Effective communication…creates a central nervous system that allows an organization to get work done; poor communication creates enormous complexity as signals are blocked, misunderstood or misdirected.Ron Ashkenas
To simplify your processes, learn from the best practices in your organization or at other firms. Invite their managers to brainstorm about processes and practices and send your supervisors on site visits.
Leaders cause or solve complexity by their decisions about organizational design, products and procedures.
For example, the way you establish strategy may cause complexity. One potential pitfall involves the relentless search for the optimal strategy. You won’t find it. The quest for the ideal strategy can cause complexity if you collect too much data, make too many promises or insist on excess analysis.
If you can accomplish your mission with fewer steps, clearer processes, greater customer alignment and less wasted motion, then you will be at a competitive advantage.Ron Ashkenas
Managers define goals – another common practice that can go wrong. Some lay out simple objectives that motivate people. Others posit fuzzy or abstract ambitions. Your goal-setting can go awry if you promote a target and then allow it to slide; if you hint that you don’t care about that target; if you can’t or don’t penalize noncompliance or if you shoot for a result that you can’t measure.

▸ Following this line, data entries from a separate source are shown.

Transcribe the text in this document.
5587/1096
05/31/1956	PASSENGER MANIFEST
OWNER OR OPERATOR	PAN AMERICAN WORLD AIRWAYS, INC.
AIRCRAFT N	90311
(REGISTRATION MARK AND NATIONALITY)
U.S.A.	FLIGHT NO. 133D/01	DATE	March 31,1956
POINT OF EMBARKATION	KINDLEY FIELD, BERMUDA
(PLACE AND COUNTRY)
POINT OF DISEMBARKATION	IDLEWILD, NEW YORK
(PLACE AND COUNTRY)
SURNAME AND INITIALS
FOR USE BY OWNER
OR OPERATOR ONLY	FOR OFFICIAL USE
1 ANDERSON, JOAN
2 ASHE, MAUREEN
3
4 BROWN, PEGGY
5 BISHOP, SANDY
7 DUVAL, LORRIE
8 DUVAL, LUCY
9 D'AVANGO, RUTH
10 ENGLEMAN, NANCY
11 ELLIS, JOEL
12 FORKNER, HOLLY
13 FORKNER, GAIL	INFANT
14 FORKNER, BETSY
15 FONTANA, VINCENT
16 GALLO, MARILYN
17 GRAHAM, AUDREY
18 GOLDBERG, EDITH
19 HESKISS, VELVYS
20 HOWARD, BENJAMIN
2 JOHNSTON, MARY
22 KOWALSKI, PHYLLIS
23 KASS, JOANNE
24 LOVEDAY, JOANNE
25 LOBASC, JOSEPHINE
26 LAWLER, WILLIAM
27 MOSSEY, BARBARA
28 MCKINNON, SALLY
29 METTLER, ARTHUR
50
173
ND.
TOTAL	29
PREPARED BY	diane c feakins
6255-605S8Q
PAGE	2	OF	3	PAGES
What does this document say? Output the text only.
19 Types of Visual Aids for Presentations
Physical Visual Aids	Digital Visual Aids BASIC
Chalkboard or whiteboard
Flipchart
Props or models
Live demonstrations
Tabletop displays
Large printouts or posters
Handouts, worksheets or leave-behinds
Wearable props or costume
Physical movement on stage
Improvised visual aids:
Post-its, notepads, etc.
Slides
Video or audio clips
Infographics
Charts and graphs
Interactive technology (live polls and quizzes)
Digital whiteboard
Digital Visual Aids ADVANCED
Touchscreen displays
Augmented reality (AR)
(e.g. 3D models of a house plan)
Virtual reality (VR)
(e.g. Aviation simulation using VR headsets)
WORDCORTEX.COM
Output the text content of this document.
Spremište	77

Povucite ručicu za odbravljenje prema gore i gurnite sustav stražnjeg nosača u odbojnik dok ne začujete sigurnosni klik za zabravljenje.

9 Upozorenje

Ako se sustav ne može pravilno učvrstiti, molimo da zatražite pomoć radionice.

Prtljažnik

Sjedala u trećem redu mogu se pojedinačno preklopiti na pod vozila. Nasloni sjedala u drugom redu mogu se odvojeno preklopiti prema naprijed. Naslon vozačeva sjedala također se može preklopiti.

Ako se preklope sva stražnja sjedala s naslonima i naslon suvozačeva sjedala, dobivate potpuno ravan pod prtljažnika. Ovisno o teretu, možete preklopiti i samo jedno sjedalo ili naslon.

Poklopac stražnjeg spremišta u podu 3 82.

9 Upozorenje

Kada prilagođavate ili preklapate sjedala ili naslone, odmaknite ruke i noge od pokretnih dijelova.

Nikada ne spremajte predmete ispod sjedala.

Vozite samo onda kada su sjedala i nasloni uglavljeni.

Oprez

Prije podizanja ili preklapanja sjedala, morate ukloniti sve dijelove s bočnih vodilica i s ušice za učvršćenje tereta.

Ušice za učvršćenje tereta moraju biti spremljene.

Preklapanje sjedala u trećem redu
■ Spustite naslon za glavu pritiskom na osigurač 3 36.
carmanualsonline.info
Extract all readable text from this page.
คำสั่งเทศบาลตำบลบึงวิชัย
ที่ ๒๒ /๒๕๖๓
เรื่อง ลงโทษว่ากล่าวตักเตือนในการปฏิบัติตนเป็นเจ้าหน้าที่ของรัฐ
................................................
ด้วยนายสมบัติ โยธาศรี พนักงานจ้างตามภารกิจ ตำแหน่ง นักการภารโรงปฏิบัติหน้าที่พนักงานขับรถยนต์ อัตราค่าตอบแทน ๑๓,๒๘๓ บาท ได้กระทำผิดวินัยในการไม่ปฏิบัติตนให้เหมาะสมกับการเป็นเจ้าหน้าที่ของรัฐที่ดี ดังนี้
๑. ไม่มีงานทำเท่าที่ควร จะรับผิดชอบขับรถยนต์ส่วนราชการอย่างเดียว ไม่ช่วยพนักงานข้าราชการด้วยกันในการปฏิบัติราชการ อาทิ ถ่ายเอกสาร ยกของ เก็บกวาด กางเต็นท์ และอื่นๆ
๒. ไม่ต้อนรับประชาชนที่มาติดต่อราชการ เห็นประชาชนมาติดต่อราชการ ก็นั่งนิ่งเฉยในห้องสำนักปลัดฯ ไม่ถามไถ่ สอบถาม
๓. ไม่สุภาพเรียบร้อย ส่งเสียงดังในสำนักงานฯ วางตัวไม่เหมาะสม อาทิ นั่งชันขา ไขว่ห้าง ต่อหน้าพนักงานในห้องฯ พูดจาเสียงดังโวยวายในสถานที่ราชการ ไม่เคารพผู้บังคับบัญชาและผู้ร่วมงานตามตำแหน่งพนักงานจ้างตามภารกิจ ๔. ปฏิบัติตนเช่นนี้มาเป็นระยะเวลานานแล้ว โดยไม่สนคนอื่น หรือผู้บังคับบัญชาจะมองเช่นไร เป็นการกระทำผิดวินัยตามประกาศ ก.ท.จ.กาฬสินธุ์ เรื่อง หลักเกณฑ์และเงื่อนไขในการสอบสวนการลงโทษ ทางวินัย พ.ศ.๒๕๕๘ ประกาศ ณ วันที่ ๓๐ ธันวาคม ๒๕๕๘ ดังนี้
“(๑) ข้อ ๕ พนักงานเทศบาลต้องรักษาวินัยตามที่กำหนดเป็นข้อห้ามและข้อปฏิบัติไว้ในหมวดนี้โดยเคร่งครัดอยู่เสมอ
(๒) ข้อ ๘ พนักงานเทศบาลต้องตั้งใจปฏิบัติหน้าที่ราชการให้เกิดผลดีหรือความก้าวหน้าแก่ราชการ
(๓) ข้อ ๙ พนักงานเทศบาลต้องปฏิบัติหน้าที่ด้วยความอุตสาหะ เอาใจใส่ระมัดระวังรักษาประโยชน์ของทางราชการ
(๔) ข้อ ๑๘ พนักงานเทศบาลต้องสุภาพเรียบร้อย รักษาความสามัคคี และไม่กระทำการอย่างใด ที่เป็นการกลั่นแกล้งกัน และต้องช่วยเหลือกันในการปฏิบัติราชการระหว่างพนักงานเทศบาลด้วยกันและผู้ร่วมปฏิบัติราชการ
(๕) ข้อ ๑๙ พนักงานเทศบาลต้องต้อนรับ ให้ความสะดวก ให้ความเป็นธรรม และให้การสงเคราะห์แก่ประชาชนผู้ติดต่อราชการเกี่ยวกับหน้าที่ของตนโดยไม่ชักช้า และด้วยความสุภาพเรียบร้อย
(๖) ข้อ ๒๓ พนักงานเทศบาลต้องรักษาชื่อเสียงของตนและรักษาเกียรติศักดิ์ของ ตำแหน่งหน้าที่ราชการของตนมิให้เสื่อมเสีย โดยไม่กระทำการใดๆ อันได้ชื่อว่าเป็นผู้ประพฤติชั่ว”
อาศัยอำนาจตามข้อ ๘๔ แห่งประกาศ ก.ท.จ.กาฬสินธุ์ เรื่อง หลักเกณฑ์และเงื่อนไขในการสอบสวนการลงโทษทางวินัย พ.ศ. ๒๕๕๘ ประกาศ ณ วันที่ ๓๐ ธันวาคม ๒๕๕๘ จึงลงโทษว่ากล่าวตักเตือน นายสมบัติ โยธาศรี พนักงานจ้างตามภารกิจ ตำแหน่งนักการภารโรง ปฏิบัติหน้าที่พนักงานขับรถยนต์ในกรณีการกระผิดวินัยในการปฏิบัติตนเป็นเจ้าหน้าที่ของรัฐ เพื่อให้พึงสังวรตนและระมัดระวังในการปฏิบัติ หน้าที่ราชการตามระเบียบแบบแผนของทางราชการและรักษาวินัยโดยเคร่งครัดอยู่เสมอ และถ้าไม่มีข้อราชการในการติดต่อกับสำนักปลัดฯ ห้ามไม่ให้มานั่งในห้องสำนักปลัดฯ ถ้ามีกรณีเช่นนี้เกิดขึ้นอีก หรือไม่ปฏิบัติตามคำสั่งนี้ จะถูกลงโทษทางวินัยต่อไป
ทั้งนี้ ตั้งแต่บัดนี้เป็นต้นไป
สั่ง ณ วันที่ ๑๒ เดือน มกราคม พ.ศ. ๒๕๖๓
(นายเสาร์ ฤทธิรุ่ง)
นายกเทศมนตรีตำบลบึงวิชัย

You will undermine your objectives if you negotiate them by letting people avoid other work they should attend to in exchange for completing the goals you had set.
A Business Imperative
Position simplicity as a business imperative. Make a clear case for simplicity and promote people who make it happen. Conversely, get rid of people who impede it or create complexity.
If you are serious about simplification, you need to be prepared to keep at it, over and over, for as long as your organization exists.Ron Ashkenas
Your actions matter. If you tolerate ineffective meetings and meaningless emails, if you ignore customer demands for simplification and don’t lead change, you are rejecting simplicity and unknowingly sponsoring complexity.
Your company’s move toward simplicity always starts with you.
Clean It Up
This book on simplicity is wonderfully straightforward. Ashkenas helps you see the mess, then he helps you clean it up with a clear-eyed simplification strategy written in straightforward and – yes – simple prose. Ashkenas is descriptive and pragmatic. He outlines the flaws in typical systems and tells you how to fix them. Every manager at every level can use his insights to make their company and the world a better – or at least simpler – place while improving the bottom line. Ashkenas’s passion might be simplicity as the title promises, but he is far from simplistic.
Ron Ashkenas co-wrote Rapid Results! How 100-Day Projects Build the Capacity for Large-Scale Change with Robert H. Schaffer and the Harvard Business Review Leader’s Handbook with Brook Manville. He co-authored The GE Work-Out: How to Implement GE’s Revolutionary Method for Busting Bureaucracy and Attacking Organizational Problems – Fast! with Dave Ulrich and Steve Kerr. He also contributed to The Boundaryless Organization: Breaking the Chains of Organization Structure.